CBS News & the NY Times: Woman uses DNA test, finds sperm donor – and pays a “devastating” price.

By admin on February 14, 2019

Woman uses DNA test, finds sperm donor – and pays a “devastating” price.


CBS ran their story on the Northwest Cryobank situation I wrote about in my last blog post and the NY Times ran its story on February 16, 2019.

It’s my professional opinion that sperm banks’ attempts to keep donor-conceived people from their first- and second-degree genetic relatives, by trying to prohibit mutual consent contact on DNA websites and on the Donor Sibling Registry (DSR), has nothing to do with “protecting the donors” as they claim, but rather an attempt to keep their wrong-doing from becoming public.

Threatening parents for testing their child’s DNA and for reaching out to first- and second-degree genetic relatives to learn more about ancestry, ethnicity, and medical history is a battle that’s already been lost and only a diversion to the real problems and issues at hand within the sperm banking industry.

It’s absurd that none of these critical items (with real and devastating consequences) are in the agreements that parents sign:
  • • Sending the wrong sperm (happens frequently; two such reports from NW Cryobank parents this month)
  • • Changing donors from open to anonymous; this happens frequently — several reports from several of the large U.S. sperm banks, including NW Cryobank, with the donor featured in this story
  • • Keeping accurate records (no sperm banks have accurate records on how many children are born from any one donor)
  • • Updating and/or sharing medical information (84% of surveyed sperm donors were never asked for medical updates)
  • • Tracking or limiting the number of kids born from any one donor. The DSR has many groups of more than 100 half-siblings, all the way up to around 200. Limiting the number of kids born to any one donor is also not in any of the donor contracts, although many donors, including my own, have been promised no more than 10 kids. You can’t limit until you accurately track, which just isn’t done.

NW Cryobank is the only sperm bank threatening their donors into not signing up to the DSR to make mutual consent contact. This is deliberately keeping donors from sharing and updating medical information with the families, and vice versa. 

The sperm bank’s reason for not allowing donors to make mutual consent contact on the DSR was to “protect the parents,” and their reasoning for not allowing parents to “seek the identity of the donor” (DNA test) was to “protect” the donor. The director of Fairfax Cryobank told me that the reason they don’t allow donors from before 2010 to know their own donor numbers (thereby attempting to keep donors from connecting with offspring) was also to “protect the parents.” So it seems like these sperm banks are playing both sides of the field: threatening both parents and donors for their own “protection.” In reality, these policies mainly serve the interests of sperm banks.

“I get the distinct impression they are trying to limit my access to other families since my daughter was born with genetic issues.”

NW Cryobank/California Cryobank said in their response letter to Ms. Teuscher, “There’s a human being on the other side of the gift,” referring to the donor. Donors sell their sperm, and parents pay a lot for a vial of it. No one is “gifting” anything. It’s a commercial transaction — a seller, a middleman, and a buyer. NW Cryobank has taken back the “gifts” that Ms. Teuscher paid a lot of money for.

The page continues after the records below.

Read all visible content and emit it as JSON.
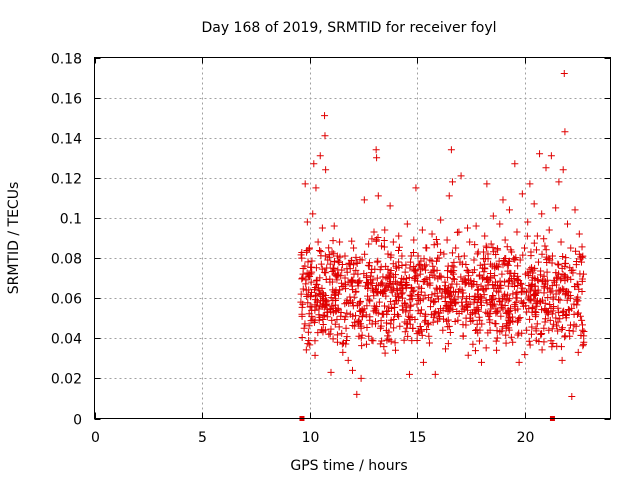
{
  "chart_data": {
    "type": "scatter",
    "title": "Day 168 of 2019, SRMTID for receiver foyl",
    "xlabel": "GPS time / hours",
    "ylabel": "SRMTID / TECUs",
    "xlim": [
      0,
      24
    ],
    "ylim": [
      0,
      0.18
    ],
    "xticks": [
      0,
      5,
      10,
      15,
      20
    ],
    "xtick_labels": [
      "0",
      "5",
      "10",
      "15",
      "20"
    ],
    "yticks": [
      0,
      0.02,
      0.04,
      0.06,
      0.08,
      0.1,
      0.12,
      0.14,
      0.16,
      0.18
    ],
    "ytick_labels": [
      "0",
      "0.02",
      "0.04",
      "0.06",
      "0.08",
      "0.1",
      "0.12",
      "0.14",
      "0.16",
      "0.18"
    ],
    "grid": true,
    "marker": "plus",
    "color": "#e00000",
    "series": [
      {
        "name": "SRMTID",
        "points": [
          [
            9.6,
            0.058
          ],
          [
            9.65,
            0.052
          ],
          [
            9.7,
            0.072
          ],
          [
            9.75,
            0.045
          ],
          [
            9.8,
            0.117
          ],
          [
            9.85,
            0.064
          ],
          [
            9.9,
            0.098
          ],
          [
            9.95,
            0.043
          ],
          [
            10.0,
            0.085
          ],
          [
            10.05,
            0.061
          ],
          [
            10.1,
            0.073
          ],
          [
            10.15,
            0.102
          ],
          [
            10.2,
            0.127
          ],
          [
            10.25,
            0.054
          ],
          [
            10.3,
            0.115
          ],
          [
            10.35,
            0.069
          ],
          [
            10.4,
            0.088
          ],
          [
            10.45,
            0.049
          ],
          [
            10.5,
            0.131
          ],
          [
            10.55,
            0.077
          ],
          [
            10.6,
            0.095
          ],
          [
            10.65,
            0.062
          ],
          [
            10.7,
            0.151
          ],
          [
            10.72,
            0.141
          ],
          [
            10.75,
            0.124
          ],
          [
            10.8,
            0.057
          ],
          [
            10.85,
            0.079
          ],
          [
            10.9,
            0.042
          ],
          [
            10.95,
            0.068
          ],
          [
            11.0,
            0.023
          ],
          [
            11.05,
            0.083
          ],
          [
            11.1,
            0.055
          ],
          [
            11.15,
            0.096
          ],
          [
            11.2,
            0.047
          ],
          [
            11.25,
            0.071
          ],
          [
            11.3,
            0.038
          ],
          [
            11.35,
            0.062
          ],
          [
            11.4,
            0.088
          ],
          [
            11.45,
            0.051
          ],
          [
            11.5,
            0.074
          ],
          [
            11.55,
            0.033
          ],
          [
            11.6,
            0.066
          ],
          [
            11.65,
            0.081
          ],
          [
            11.7,
            0.045
          ],
          [
            11.75,
            0.059
          ],
          [
            11.8,
            0.029
          ],
          [
            11.85,
            0.077
          ],
          [
            11.9,
            0.052
          ],
          [
            11.95,
            0.068
          ],
          [
            12.0,
            0.024
          ],
          [
            12.05,
            0.085
          ],
          [
            12.1,
            0.048
          ],
          [
            12.15,
            0.063
          ],
          [
            12.2,
            0.012
          ],
          [
            12.25,
            0.072
          ],
          [
            12.3,
            0.041
          ],
          [
            12.35,
            0.058
          ],
          [
            12.4,
            0.02
          ],
          [
            12.45,
            0.079
          ],
          [
            12.5,
            0.053
          ],
          [
            12.55,
            0.109
          ],
          [
            12.6,
            0.066
          ],
          [
            12.65,
            0.037
          ],
          [
            12.7,
            0.061
          ],
          [
            12.75,
            0.087
          ],
          [
            12.8,
            0.049
          ],
          [
            12.85,
            0.071
          ],
          [
            12.9,
            0.039
          ],
          [
            12.95,
            0.064
          ],
          [
            13.0,
            0.093
          ],
          [
            13.05,
            0.055
          ],
          [
            13.1,
            0.134
          ],
          [
            13.12,
            0.13
          ],
          [
            13.15,
            0.078
          ],
          [
            13.2,
            0.111
          ],
          [
            13.25,
            0.058
          ],
          [
            13.3,
            0.045
          ],
          [
            13.35,
            0.086
          ],
          [
            13.4,
            0.067
          ],
          [
            13.45,
            0.052
          ],
          [
            13.5,
            0.094
          ],
          [
            13.55,
            0.061
          ],
          [
            13.6,
            0.039
          ],
          [
            13.65,
            0.082
          ],
          [
            13.7,
            0.071
          ],
          [
            13.75,
            0.106
          ],
          [
            13.8,
            0.049
          ],
          [
            13.85,
            0.063
          ],
          [
            13.9,
            0.088
          ],
          [
            13.95,
            0.057
          ],
          [
            14.0,
            0.034
          ],
          [
            14.05,
            0.075
          ],
          [
            14.1,
            0.062
          ],
          [
            14.15,
            0.091
          ],
          [
            14.2,
            0.046
          ],
          [
            14.25,
            0.068
          ],
          [
            14.3,
            0.081
          ],
          [
            14.35,
            0.054
          ],
          [
            14.4,
            0.039
          ],
          [
            14.45,
            0.073
          ],
          [
            14.5,
            0.065
          ],
          [
            14.55,
            0.097
          ],
          [
            14.6,
            0.051
          ],
          [
            14.65,
            0.022
          ],
          [
            14.7,
            0.078
          ],
          [
            14.75,
            0.061
          ],
          [
            14.8,
            0.045
          ],
          [
            14.85,
            0.089
          ],
          [
            14.9,
            0.069
          ],
          [
            14.95,
            0.115
          ],
          [
            15.0,
            0.057
          ],
          [
            15.05,
            0.081
          ],
          [
            15.1,
            0.043
          ],
          [
            15.15,
            0.072
          ],
          [
            15.2,
            0.063
          ],
          [
            15.25,
            0.094
          ],
          [
            15.3,
            0.028
          ],
          [
            15.35,
            0.076
          ],
          [
            15.4,
            0.052
          ],
          [
            15.45,
            0.085
          ],
          [
            15.5,
            0.067
          ],
          [
            15.55,
            0.041
          ],
          [
            15.6,
            0.079
          ],
          [
            15.65,
            0.059
          ],
          [
            15.7,
            0.092
          ],
          [
            15.75,
            0.048
          ],
          [
            15.8,
            0.074
          ],
          [
            15.85,
            0.022
          ],
          [
            15.9,
            0.065
          ],
          [
            15.95,
            0.087
          ],
          [
            16.0,
            0.053
          ],
          [
            16.05,
            0.071
          ],
          [
            16.1,
            0.099
          ],
          [
            16.15,
            0.061
          ],
          [
            16.2,
            0.044
          ],
          [
            16.25,
            0.082
          ],
          [
            16.3,
            0.068
          ],
          [
            16.35,
            0.055
          ],
          [
            16.4,
            0.089
          ],
          [
            16.45,
            0.076
          ],
          [
            16.5,
            0.111
          ],
          [
            16.55,
            0.063
          ],
          [
            16.6,
            0.134
          ],
          [
            16.65,
            0.118
          ],
          [
            16.7,
            0.072
          ],
          [
            16.75,
            0.058
          ],
          [
            16.8,
            0.085
          ],
          [
            16.85,
            0.067
          ],
          [
            16.9,
            0.049
          ],
          [
            16.95,
            0.093
          ],
          [
            17.0,
            0.078
          ],
          [
            17.05,
            0.121
          ],
          [
            17.1,
            0.064
          ],
          [
            17.15,
            0.041
          ],
          [
            17.2,
            0.081
          ],
          [
            17.25,
            0.069
          ],
          [
            17.3,
            0.056
          ],
          [
            17.35,
            0.095
          ],
          [
            17.4,
            0.073
          ],
          [
            17.45,
            0.088
          ],
          [
            17.5,
            0.052
          ],
          [
            17.55,
            0.066
          ],
          [
            17.6,
            0.037
          ],
          [
            17.65,
            0.079
          ],
          [
            17.7,
            0.061
          ],
          [
            17.75,
            0.096
          ],
          [
            17.8,
            0.047
          ],
          [
            17.85,
            0.083
          ],
          [
            17.9,
            0.071
          ],
          [
            17.95,
            0.058
          ],
          [
            18.0,
            0.028
          ],
          [
            18.05,
            0.075
          ],
          [
            18.1,
            0.064
          ],
          [
            18.15,
            0.091
          ],
          [
            18.2,
            0.053
          ],
          [
            18.25,
            0.117
          ],
          [
            18.3,
            0.082
          ],
          [
            18.35,
            0.069
          ],
          [
            18.4,
            0.044
          ],
          [
            18.45,
            0.087
          ],
          [
            18.5,
            0.076
          ],
          [
            18.55,
            0.101
          ],
          [
            18.6,
            0.057
          ],
          [
            18.65,
            0.068
          ],
          [
            18.7,
            0.034
          ],
          [
            18.75,
            0.084
          ],
          [
            18.8,
            0.063
          ],
          [
            18.85,
            0.097
          ],
          [
            18.9,
            0.051
          ],
          [
            18.95,
            0.072
          ],
          [
            19.0,
            0.109
          ],
          [
            19.05,
            0.061
          ],
          [
            19.1,
            0.089
          ],
          [
            19.15,
            0.045
          ],
          [
            19.2,
            0.077
          ],
          [
            19.25,
            0.066
          ],
          [
            19.3,
            0.104
          ],
          [
            19.35,
            0.055
          ],
          [
            19.4,
            0.083
          ],
          [
            19.45,
            0.038
          ],
          [
            19.5,
            0.071
          ],
          [
            19.55,
            0.127
          ],
          [
            19.6,
            0.062
          ],
          [
            19.65,
            0.093
          ],
          [
            19.7,
            0.049
          ],
          [
            19.75,
            0.028
          ],
          [
            19.8,
            0.079
          ],
          [
            19.85,
            0.067
          ],
          [
            19.9,
            0.112
          ],
          [
            19.95,
            0.056
          ],
          [
            20.0,
            0.085
          ],
          [
            20.05,
            0.072
          ],
          [
            20.1,
            0.044
          ],
          [
            20.15,
            0.098
          ],
          [
            20.2,
            0.061
          ],
          [
            20.25,
            0.117
          ],
          [
            20.3,
            0.083
          ],
          [
            20.35,
            0.053
          ],
          [
            20.4,
            0.074
          ],
          [
            20.45,
            0.107
          ],
          [
            20.5,
            0.066
          ],
          [
            20.55,
            0.039
          ],
          [
            20.6,
            0.091
          ],
          [
            20.65,
            0.078
          ],
          [
            20.7,
            0.132
          ],
          [
            20.75,
            0.058
          ],
          [
            20.8,
            0.102
          ],
          [
            20.85,
            0.069
          ],
          [
            20.9,
            0.045
          ],
          [
            20.95,
            0.086
          ],
          [
            21.0,
            0.125
          ],
          [
            21.05,
            0.073
          ],
          [
            21.1,
            0.052
          ],
          [
            21.15,
            0.094
          ],
          [
            21.2,
            0.063
          ],
          [
            21.25,
            0.131
          ],
          [
            21.3,
            0.081
          ],
          [
            21.35,
            0.047
          ],
          [
            21.4,
            0.068
          ],
          [
            21.45,
            0.105
          ],
          [
            21.5,
            0.036
          ],
          [
            21.55,
            0.077
          ],
          [
            21.6,
            0.118
          ],
          [
            21.65,
            0.059
          ],
          [
            21.7,
            0.088
          ],
          [
            21.75,
            0.029
          ],
          [
            21.8,
            0.124
          ],
          [
            21.85,
            0.172
          ],
          [
            21.88,
            0.143
          ],
          [
            21.9,
            0.071
          ],
          [
            21.95,
            0.052
          ],
          [
            22.0,
            0.097
          ],
          [
            22.05,
            0.063
          ],
          [
            22.1,
            0.041
          ],
          [
            22.15,
            0.085
          ],
          [
            22.2,
            0.011
          ],
          [
            22.25,
            0.074
          ],
          [
            22.3,
            0.057
          ],
          [
            22.35,
            0.104
          ],
          [
            22.4,
            0.046
          ],
          [
            22.45,
            0.067
          ],
          [
            22.5,
            0.033
          ],
          [
            22.55,
            0.092
          ],
          [
            22.6,
            0.051
          ],
          [
            22.65,
            0.078
          ],
          [
            22.7,
            0.044
          ]
        ]
      }
    ],
    "density_cloud": {
      "description": "dense band of points between 9.6 and 22.8 hours",
      "x_range": [
        9.6,
        22.8
      ],
      "typical_range": [
        0.035,
        0.095
      ],
      "center": 0.062
    },
    "axis_markers": [
      9.65,
      21.3
    ]
  }
}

Donor offspring of all ages are testing their own DNA, sometimes completely unaware that they are donor-conceived and they, along with all other offspring, never signed any type of “agreement” prohibiting mutual consent contact with their biological relatives, via DNA testing or via any other methodology. When you submit DNA, oftentimes you are told that you’re 15% or 25% related; so until you reach out to that unknown relative, you just don’t know if it’s a half-sibling, a grandparent, a cousin, or an aunt or uncle.

It’s time that sperm banks shift their decades-long great effort and focus from attempting to keep donor-conceived people from connecting with their first- and second-degree relatives to learn more about their ancestry, ethnicity, and medical backgrounds to understanding, acknowledging, and addressing the needs and rights of these people. We invite the sperm banks to read the two-dozen research papers that we’ve published in peer-reviewed academic journals that address the psychological and medical impact of donor anonymity and the importance of these connections. 

Additionally, it’s urgent that the banks stop the practice of promising/forcing anonymity in all parent and donor sperm bank contracts. Donor anonymity ended in 2005 when the first donor offspring located his donor via DNA testing. We invite all sperm banks to act in a more ethical manner and call for honesty, accountability, and responsibility within the industry.